Годунов встал и подошёл к нему. Два немолодых, уставших человека стояли у окна и смотрели на спящий город, который им предстояло спасти или погубить.
— Хорошо, — прошептал Борис. — Будет и пост, и молебен. А потом… потом будем бороться за каждый мешок зерна, за каждую жизнь. Ибо это и есть царская служба. Не правда ли, учитель?
— Неправда, Государь, — поправил его Григорий. — Это — человеческая служба. А ты, прежде всего, — человек.
Впервые за много дней Борис Фёдорович Годунов улыбнулся.

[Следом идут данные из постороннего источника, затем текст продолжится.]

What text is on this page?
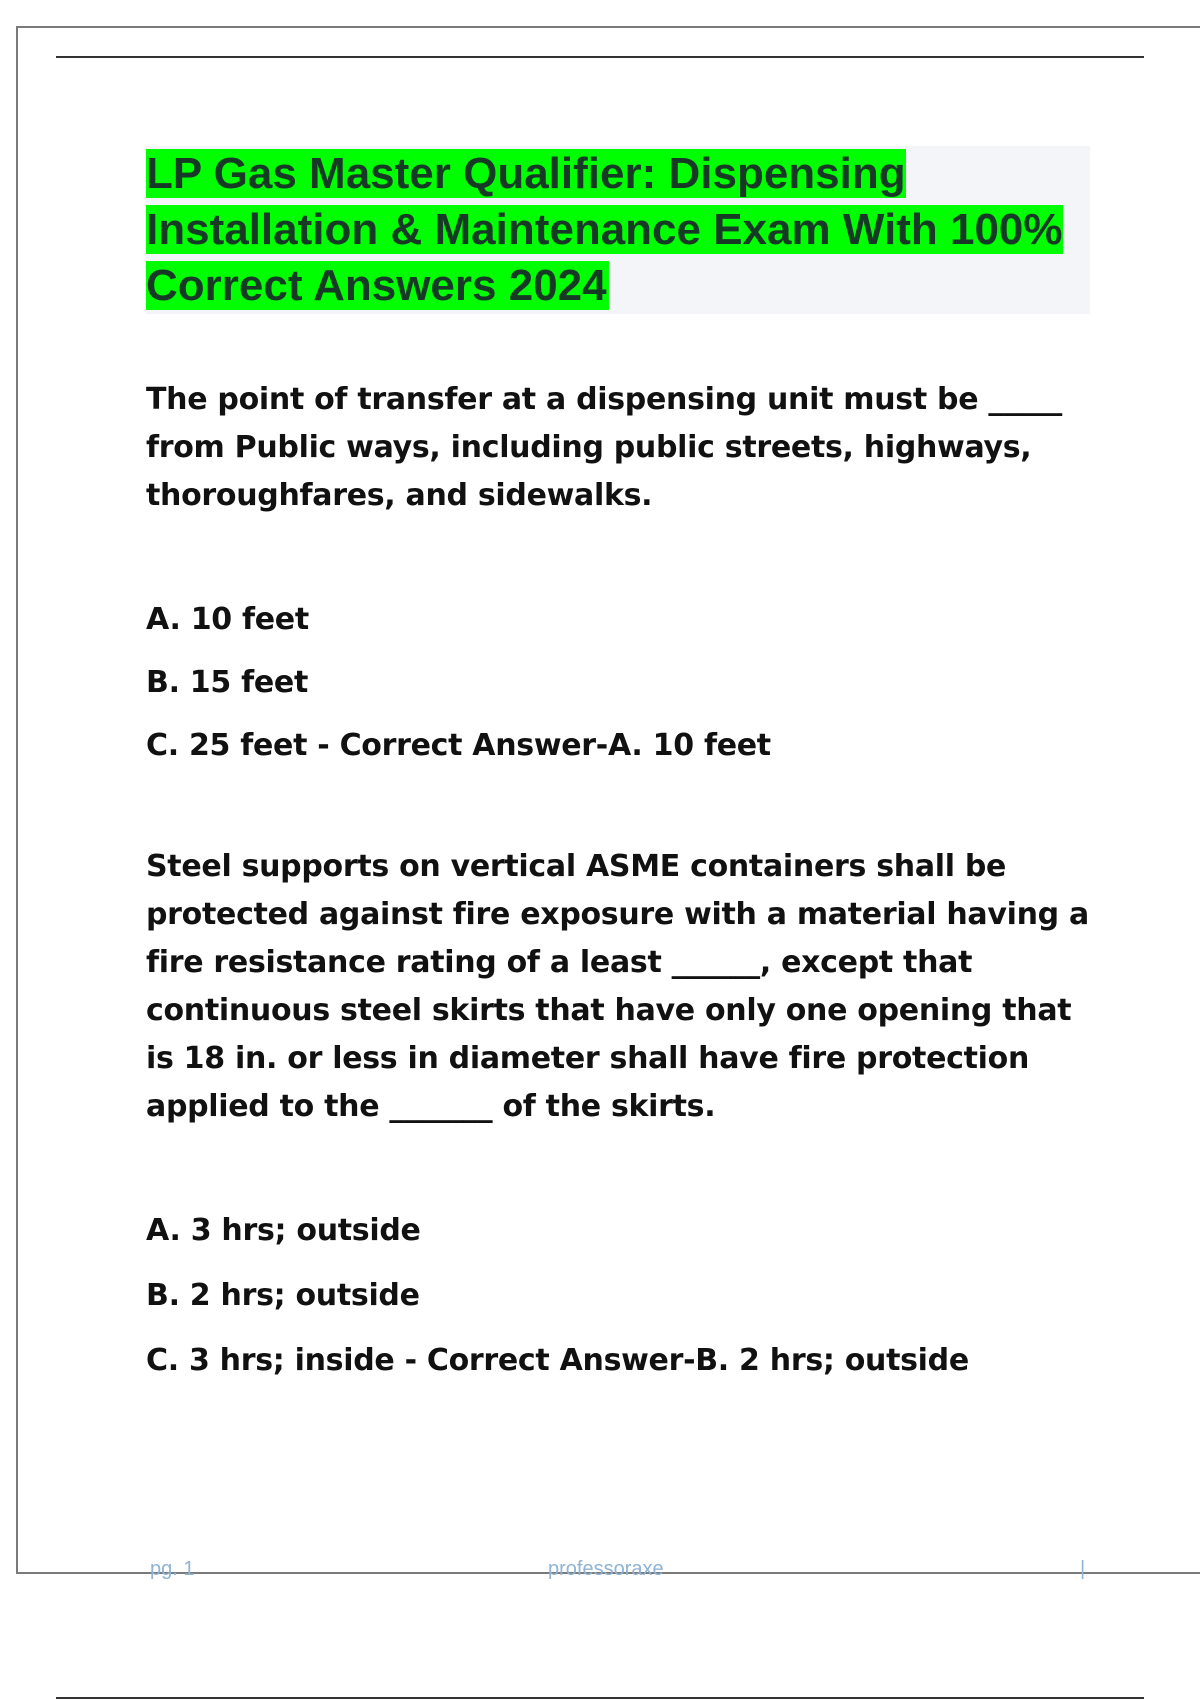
LP Gas Master Qualifier: Dispensing Installation & Maintenance Exam With 100% Correct Answers 2024

The point of transfer at a dispensing unit must be _____ from Public ways, including public streets, highways, thoroughfares, and sidewalks.

A. 10 feet

B. 15 feet

C. 25 feet - Correct Answer-A. 10 feet

Steel supports on vertical ASME containers shall be protected against fire exposure with a material having a fire resistance rating of a least ______, except that continuous steel skirts that have only one opening that is 18 in. or less in diameter shall have fire protection applied to the _______ of the skirts.

A. 3 hrs; outside

B. 2 hrs; outside

C. 3 hrs; inside - Correct Answer-B. 2 hrs; outside

pg. 1	professoraxe	|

Горько, но искренне.
— Иди, Григорий. Отдохни. Завтра будет день не менее тяжкий.
— И ты отдыхай, Государь. Россия без тебя — сирота.
Григорий вышел, оставив Бориса одного с его мыслями и со звёздной ночью за окном. Первые всходы их совместной работы уже пробивались сквозь толщу страха и отчаяния. Но он знал — впереди их ждала засуха, сорняки и бури. И выстоять могли только те всходы, что пустили корни глубоко в твёрдую почву правды. Какой бы горькой она ни была.